Mais Down by Law va plus loin. Il semble se présenter comme l'équilibre absolu entre toutes les fondations qui maintiennent cet univers en place. Et à mon sens il n'y a qu'une seule scène qui représente ça à merveille : "I scream, you scream, we all scream for ice cream !".
Dans cette scène la part belle est laissée à la musique ; musique présente de manière explicite mais aussi meta puisque John Lurie et Tom Waits sont des musiciens avant d'être des acteurs, et que les musiques d'intro et d'outro ont été composé par ces joyeux lurons. La musique, moteur de l'art de Jarmusch pour rappel, est ici utilisée pour concilier des hommes qui sont rongés par la barrière du langage et du crime. L'un, Roberto, italien de langage, annonce innocemment son jeu de mot badant et - le chantonnant - invite ses compagnons de cellule à progressivement se prendre au jeu, ce qu'ils feront. Petit à petit, une complicité se forge et c'est toute la prison qui s'y met. Roberto a réussi à créer un cercle relationnel en utilisant les codes de l'univers dans lequel il se situe pour en tirer les thèmes récurrents, le tout dans une scène qui sort de nulle part.
Voilà. Le génie de Down by Law. Le génie de Jim Jarmusch. C'est cette maîtrise du ton dans un environnement atypique. L'important n'est pas l'histoire d'évasion mais les personnages, dans le but de créer des scènes marquantes qui nous restent en tête. Ça, c'est Jim Jarmusch.
Alors bien sûr que ne rien connaître de son art est la certitude de rester dubitatif face au film, et de se demander pourquoi lui ai-je accordé l'onction suprême, pourquoi ai-je grimpé au rideau.
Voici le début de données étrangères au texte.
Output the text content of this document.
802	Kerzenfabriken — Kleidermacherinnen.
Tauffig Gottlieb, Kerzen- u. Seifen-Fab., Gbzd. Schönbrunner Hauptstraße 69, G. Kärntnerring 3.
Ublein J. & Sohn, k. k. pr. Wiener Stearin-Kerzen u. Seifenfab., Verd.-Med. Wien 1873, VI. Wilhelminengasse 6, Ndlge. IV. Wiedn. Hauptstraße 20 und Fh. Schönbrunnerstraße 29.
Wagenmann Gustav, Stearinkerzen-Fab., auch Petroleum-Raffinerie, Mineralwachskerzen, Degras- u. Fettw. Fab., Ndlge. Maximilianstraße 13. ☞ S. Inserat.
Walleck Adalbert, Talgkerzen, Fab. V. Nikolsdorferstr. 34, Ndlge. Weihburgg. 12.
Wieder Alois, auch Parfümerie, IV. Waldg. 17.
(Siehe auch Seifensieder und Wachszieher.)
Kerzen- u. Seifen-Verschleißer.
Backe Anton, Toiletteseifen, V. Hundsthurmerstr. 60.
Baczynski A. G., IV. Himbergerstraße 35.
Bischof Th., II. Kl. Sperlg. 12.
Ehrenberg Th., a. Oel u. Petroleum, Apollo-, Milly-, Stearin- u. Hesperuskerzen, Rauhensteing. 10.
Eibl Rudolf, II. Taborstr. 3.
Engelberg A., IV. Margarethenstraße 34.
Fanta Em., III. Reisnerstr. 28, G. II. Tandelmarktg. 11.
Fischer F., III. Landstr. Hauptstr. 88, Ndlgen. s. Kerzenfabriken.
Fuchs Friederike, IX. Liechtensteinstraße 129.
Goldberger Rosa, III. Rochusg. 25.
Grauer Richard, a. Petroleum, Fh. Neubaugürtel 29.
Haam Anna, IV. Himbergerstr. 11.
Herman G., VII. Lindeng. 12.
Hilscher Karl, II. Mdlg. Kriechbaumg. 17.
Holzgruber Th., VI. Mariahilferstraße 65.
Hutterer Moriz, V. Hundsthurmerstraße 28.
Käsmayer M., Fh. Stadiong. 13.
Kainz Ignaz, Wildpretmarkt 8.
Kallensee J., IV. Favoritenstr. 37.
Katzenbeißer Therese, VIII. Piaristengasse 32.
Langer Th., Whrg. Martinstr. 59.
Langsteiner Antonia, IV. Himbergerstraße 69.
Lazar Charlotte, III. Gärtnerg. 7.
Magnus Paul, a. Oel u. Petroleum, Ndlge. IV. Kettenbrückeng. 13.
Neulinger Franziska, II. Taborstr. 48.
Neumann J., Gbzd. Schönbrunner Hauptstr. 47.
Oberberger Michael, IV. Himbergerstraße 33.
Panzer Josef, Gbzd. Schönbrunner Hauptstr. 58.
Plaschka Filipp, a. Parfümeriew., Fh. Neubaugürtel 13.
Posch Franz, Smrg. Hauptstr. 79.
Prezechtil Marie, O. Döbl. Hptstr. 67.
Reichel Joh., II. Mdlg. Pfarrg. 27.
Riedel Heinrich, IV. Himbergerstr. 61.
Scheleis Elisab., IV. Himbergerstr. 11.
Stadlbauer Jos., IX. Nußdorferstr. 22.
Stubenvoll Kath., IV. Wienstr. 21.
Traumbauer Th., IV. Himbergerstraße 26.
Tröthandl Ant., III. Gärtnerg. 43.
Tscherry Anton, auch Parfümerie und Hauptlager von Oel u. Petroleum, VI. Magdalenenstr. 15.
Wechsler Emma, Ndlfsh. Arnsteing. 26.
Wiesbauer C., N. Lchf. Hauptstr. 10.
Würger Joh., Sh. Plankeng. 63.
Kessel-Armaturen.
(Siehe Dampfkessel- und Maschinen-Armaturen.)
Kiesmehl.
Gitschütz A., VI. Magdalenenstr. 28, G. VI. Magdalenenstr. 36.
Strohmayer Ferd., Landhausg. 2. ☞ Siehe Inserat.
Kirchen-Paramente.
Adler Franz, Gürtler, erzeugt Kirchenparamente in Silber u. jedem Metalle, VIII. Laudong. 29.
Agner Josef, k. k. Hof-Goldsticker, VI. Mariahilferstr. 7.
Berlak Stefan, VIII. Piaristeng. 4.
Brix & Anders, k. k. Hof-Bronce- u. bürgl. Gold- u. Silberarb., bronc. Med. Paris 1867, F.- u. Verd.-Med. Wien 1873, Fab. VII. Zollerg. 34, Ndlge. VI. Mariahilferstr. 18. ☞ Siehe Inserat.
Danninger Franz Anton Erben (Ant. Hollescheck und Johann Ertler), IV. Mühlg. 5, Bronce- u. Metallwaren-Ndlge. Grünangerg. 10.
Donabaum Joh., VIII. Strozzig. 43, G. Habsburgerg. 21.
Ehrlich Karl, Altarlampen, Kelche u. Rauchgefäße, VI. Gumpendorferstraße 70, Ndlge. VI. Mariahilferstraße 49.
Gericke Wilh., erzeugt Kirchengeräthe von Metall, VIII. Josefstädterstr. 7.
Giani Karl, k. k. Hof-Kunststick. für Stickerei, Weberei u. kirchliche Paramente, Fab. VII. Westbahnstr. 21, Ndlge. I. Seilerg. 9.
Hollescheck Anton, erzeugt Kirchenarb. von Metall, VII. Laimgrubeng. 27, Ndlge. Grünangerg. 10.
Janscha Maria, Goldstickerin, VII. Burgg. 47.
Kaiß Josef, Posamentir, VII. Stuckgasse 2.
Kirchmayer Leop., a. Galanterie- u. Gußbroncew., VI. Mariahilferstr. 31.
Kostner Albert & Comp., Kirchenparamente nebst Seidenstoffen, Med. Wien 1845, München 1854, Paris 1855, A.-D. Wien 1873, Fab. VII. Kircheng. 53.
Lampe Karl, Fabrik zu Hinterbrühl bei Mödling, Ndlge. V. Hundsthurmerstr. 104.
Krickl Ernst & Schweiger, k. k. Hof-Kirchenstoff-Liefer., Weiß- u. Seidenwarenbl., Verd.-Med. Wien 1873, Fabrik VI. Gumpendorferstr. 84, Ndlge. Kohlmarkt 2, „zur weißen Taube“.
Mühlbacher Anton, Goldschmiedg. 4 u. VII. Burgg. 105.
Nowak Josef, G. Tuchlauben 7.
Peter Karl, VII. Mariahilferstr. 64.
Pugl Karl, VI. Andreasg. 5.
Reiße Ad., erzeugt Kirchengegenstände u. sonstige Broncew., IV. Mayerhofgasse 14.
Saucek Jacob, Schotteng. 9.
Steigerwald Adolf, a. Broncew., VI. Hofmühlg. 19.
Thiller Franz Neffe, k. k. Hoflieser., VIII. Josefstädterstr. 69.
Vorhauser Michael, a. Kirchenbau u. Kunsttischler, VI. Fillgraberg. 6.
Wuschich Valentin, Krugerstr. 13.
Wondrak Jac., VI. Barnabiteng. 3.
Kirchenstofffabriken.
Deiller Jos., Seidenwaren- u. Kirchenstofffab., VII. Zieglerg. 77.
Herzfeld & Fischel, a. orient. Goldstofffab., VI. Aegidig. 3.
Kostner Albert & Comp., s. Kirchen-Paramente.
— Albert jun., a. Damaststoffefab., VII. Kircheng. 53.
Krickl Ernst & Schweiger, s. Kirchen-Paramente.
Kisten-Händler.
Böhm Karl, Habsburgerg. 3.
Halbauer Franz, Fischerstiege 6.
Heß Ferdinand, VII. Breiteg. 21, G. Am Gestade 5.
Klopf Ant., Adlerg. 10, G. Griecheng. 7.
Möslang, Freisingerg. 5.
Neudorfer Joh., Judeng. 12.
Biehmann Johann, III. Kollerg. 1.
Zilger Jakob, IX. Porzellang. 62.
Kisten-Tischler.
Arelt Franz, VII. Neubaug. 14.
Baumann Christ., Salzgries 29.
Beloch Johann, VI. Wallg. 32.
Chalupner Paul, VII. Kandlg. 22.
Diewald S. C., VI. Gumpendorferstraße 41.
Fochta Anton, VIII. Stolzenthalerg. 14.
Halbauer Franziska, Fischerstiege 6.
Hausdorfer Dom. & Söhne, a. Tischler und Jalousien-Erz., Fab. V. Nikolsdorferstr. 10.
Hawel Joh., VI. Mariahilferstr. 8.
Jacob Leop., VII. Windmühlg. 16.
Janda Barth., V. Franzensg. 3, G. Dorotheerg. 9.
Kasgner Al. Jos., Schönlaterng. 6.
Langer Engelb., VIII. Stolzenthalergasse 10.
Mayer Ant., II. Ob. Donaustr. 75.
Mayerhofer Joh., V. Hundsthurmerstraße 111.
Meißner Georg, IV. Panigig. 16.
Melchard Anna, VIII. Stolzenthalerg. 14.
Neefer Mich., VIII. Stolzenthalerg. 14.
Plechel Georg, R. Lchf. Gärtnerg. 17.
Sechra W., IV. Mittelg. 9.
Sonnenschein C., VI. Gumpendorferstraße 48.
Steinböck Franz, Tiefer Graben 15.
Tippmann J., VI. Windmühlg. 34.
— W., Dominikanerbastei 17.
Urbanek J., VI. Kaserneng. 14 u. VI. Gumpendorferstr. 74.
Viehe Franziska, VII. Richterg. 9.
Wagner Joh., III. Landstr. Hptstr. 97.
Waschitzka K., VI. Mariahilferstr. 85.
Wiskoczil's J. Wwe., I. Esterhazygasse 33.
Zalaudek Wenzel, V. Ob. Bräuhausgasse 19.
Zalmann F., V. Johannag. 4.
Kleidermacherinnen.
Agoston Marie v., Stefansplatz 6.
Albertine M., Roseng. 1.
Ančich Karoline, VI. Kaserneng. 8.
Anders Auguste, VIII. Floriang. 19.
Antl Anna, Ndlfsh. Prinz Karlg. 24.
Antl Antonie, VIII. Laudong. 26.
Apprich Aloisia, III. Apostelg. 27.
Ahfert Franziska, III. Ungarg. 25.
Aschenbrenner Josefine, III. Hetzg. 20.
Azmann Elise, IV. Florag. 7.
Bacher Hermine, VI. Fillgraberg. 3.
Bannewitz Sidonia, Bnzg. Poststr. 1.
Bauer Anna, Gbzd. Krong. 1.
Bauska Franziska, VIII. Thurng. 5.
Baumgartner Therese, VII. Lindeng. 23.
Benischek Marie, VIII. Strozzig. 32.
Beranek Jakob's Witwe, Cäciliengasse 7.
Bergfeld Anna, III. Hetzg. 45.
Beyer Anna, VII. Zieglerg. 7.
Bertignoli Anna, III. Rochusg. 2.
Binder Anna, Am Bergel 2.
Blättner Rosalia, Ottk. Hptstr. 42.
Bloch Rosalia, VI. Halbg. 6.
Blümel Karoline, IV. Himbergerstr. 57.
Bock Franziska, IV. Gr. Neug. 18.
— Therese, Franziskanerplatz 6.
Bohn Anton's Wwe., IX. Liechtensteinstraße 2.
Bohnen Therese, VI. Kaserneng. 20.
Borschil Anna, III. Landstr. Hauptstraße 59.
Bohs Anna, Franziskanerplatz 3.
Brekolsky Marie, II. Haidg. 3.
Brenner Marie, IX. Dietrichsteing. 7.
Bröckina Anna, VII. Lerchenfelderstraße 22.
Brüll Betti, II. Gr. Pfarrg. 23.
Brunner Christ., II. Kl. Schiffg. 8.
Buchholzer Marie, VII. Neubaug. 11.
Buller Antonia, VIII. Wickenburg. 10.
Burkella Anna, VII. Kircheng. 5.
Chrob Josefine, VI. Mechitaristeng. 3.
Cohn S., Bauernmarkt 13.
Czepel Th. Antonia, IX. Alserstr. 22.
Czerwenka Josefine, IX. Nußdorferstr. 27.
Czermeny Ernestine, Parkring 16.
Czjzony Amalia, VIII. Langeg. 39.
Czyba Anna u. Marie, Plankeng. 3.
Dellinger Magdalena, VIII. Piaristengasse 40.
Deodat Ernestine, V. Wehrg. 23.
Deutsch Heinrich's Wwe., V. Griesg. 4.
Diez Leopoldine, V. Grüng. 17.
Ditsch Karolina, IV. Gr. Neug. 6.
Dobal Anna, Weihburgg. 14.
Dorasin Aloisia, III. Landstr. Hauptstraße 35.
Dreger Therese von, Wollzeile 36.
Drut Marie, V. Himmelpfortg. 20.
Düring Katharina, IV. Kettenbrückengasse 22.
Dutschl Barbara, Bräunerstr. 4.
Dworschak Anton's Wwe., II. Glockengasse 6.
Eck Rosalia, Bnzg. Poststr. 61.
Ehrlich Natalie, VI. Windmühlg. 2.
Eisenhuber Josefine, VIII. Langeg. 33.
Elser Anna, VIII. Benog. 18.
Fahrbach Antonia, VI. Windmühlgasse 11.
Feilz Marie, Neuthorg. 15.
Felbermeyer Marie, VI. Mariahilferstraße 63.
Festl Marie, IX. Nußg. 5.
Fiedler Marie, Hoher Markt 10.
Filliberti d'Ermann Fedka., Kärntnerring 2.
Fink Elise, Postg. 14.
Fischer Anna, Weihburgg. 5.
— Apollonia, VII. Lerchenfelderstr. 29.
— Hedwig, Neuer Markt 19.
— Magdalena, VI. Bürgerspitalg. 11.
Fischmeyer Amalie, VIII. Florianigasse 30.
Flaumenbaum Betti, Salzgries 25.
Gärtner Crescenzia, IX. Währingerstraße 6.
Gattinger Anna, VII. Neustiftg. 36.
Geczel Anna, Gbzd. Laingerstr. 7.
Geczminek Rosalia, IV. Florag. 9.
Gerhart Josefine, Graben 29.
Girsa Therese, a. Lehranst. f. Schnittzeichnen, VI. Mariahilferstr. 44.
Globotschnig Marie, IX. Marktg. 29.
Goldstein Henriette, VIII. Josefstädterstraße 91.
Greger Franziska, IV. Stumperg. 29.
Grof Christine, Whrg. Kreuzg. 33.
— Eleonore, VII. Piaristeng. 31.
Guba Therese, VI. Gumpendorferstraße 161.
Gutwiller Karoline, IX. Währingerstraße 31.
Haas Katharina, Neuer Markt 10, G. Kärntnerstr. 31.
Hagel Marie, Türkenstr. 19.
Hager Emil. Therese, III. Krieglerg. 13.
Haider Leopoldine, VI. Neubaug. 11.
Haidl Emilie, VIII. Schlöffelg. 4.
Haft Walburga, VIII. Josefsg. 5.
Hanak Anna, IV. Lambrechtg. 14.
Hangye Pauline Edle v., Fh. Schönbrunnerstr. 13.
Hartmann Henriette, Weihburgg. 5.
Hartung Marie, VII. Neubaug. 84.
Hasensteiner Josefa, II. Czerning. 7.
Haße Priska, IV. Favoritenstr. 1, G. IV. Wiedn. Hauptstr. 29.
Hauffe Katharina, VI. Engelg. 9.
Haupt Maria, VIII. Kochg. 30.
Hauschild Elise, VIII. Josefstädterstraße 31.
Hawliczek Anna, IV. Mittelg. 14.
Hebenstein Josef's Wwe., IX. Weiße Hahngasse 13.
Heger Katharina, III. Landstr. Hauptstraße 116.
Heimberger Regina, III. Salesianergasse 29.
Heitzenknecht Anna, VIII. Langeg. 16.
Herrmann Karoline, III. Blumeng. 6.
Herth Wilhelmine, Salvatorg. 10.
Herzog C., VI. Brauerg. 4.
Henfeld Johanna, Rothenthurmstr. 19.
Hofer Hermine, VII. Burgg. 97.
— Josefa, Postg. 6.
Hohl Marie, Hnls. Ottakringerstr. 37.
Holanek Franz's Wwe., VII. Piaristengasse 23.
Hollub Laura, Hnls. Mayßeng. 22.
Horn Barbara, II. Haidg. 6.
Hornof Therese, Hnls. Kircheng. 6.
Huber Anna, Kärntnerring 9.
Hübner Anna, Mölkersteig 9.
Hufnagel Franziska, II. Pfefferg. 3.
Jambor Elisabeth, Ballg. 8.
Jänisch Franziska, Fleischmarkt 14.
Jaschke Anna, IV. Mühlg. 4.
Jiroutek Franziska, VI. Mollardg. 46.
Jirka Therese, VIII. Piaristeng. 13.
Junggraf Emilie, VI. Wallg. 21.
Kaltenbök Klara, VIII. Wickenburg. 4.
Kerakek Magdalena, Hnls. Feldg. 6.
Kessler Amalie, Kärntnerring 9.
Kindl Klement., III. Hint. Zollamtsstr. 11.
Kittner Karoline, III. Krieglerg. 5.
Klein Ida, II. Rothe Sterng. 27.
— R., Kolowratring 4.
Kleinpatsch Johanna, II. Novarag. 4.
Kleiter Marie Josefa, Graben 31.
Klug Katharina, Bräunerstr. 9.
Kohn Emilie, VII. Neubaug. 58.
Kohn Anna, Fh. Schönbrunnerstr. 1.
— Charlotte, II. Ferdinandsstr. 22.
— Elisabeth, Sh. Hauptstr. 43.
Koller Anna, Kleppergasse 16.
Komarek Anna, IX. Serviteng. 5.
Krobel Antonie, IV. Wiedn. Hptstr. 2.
Mais mon rapport à son cinéma a décidé de mon affect. Par où je suis passé, par où j'ai commencé et jusqu'où je suis allé, j'ai trouvé en Down by Law une richesse faramineuse qui incontestablement va me rester en tête pendant longtemps.
Alors oui, chef-d'œuvre, au sens littéral. C'est le chef-d'œuvre de Jim Jarmusch, et je l'affirme sans avoir vu tous ses films. C'est le chef-d'œuvre de Jim Jarmusch car c'est Jim Jarmusch lui-même. C'est la figure de proue de la filmographie d'un auteur qui avait - et a certainement encore - beaucoup de choses à dire. Était-ce un coup de chance que ce film me soit tombé dans les mains au moment opportun ? Ou un signe du destin ? Je ne le saurais jamais, mais je suis certain que je suis tombé sur la bonne personne au bon moment ; sur l'univers qui me correspond le mieux en fonction de ma culture et de ma vision de l'art.
Au fond l'intérêt du cinéma c'est d'y trouver son compte. Et qu'il y ait des auteurs prêts à défendre cela mérite, qu'on le veuille ou non, le plus profond des respects. Je suis fier d'aimer Jim Jarmusch, l'homme comme l'univers qu'il a construit, et probablement que pour vous ce sont d'autres noms qui vous inspirent à votre tour à porter un regard nouveau sur la vie.